Tem dias que têm tanto

Atualizado: 19 de jan.


Tem dias que me sinto em uma janela observando uma avalanche se aproximar e sem saída. Tem que pedir comida, fazer feira, pedir água, lavar roupa, fazer a comida, remarcar faxina, responder nos apps de entre... tocou o interfone. Limpar banheiro, tirar lixo, limpar a casa, melhor varrer para não espirrar. Trocar lençol. Algo rasgou, algo manchou. Melhor comprar mais potinhos para cozinha.


Ainda tem a água da planta que está pela hora da morte. A bagunça da sala. A roupa no varal. A roupa na bacia para dobrar. Lavar tudo, tem o Corona. O quadril doeu. O braço já tá pedindo socorro com tanta coisa. Aí tem que ir à fisioterapia. Já é tempo de trocar as escovas de dentes. Será que devo marcar ginecologista por agora? Melhor esperar um pouco.
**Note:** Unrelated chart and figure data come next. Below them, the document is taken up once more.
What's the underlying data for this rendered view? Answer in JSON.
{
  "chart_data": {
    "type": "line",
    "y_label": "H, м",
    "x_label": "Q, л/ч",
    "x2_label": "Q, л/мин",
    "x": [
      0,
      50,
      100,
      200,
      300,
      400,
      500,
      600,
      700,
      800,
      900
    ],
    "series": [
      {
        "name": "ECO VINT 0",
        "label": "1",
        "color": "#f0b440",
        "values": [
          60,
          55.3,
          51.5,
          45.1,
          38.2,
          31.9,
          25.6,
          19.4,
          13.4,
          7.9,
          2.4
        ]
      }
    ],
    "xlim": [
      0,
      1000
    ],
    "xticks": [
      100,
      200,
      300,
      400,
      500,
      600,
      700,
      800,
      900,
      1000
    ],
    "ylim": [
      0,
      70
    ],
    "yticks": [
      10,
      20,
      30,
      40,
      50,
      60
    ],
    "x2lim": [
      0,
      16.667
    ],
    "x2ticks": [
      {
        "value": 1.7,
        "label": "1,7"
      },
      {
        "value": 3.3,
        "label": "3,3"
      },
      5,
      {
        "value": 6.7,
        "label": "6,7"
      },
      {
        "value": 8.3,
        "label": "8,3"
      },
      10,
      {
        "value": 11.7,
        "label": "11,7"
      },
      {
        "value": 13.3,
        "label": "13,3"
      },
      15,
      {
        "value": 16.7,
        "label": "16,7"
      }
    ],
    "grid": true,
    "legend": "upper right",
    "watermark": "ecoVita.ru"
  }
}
Tem o espelho do quarto. Estou há mais de um ano sem um espelho de corpo inteiro. Sem a rede na varanda. Sem os quadros. E sem o carrinho bar. Tem minha pele ficando com espinha. Tem a raiva entalada da falta de governo. Tem o medo do Corona. Tem o medo do Corona na nossa família. Tem a distância dos amigos. Tem a minha agenda se acumulando. Tem as obras no prédio. Os barulhos internos já não estavam suficientes. Parece que estou nadando sem sair do lugar. Aliás, deve ser isso porque não têm como fazer natação (era meta de 2020 ahaha).


Nem listei o trabalho, nem as questões familiares e mais um monte de coisas. E entendo que isso duplica para quem tem filhos. A vida tem sido assim desde março de 2020, com ciclos de bagunças e sobrecargas.


Mas, é justamente nesses dias "avalanche" que eu faço questão de levantar da cadeira, preparar meu café, abrir meu livro e sair de cena. Escolho, por livre espontânea liberdade, ter ao menos alguns minutos para mim. De forma consciente e presente, abro mão do que pode ser soterrado.


O tempo para mim, esse eu não entrego não.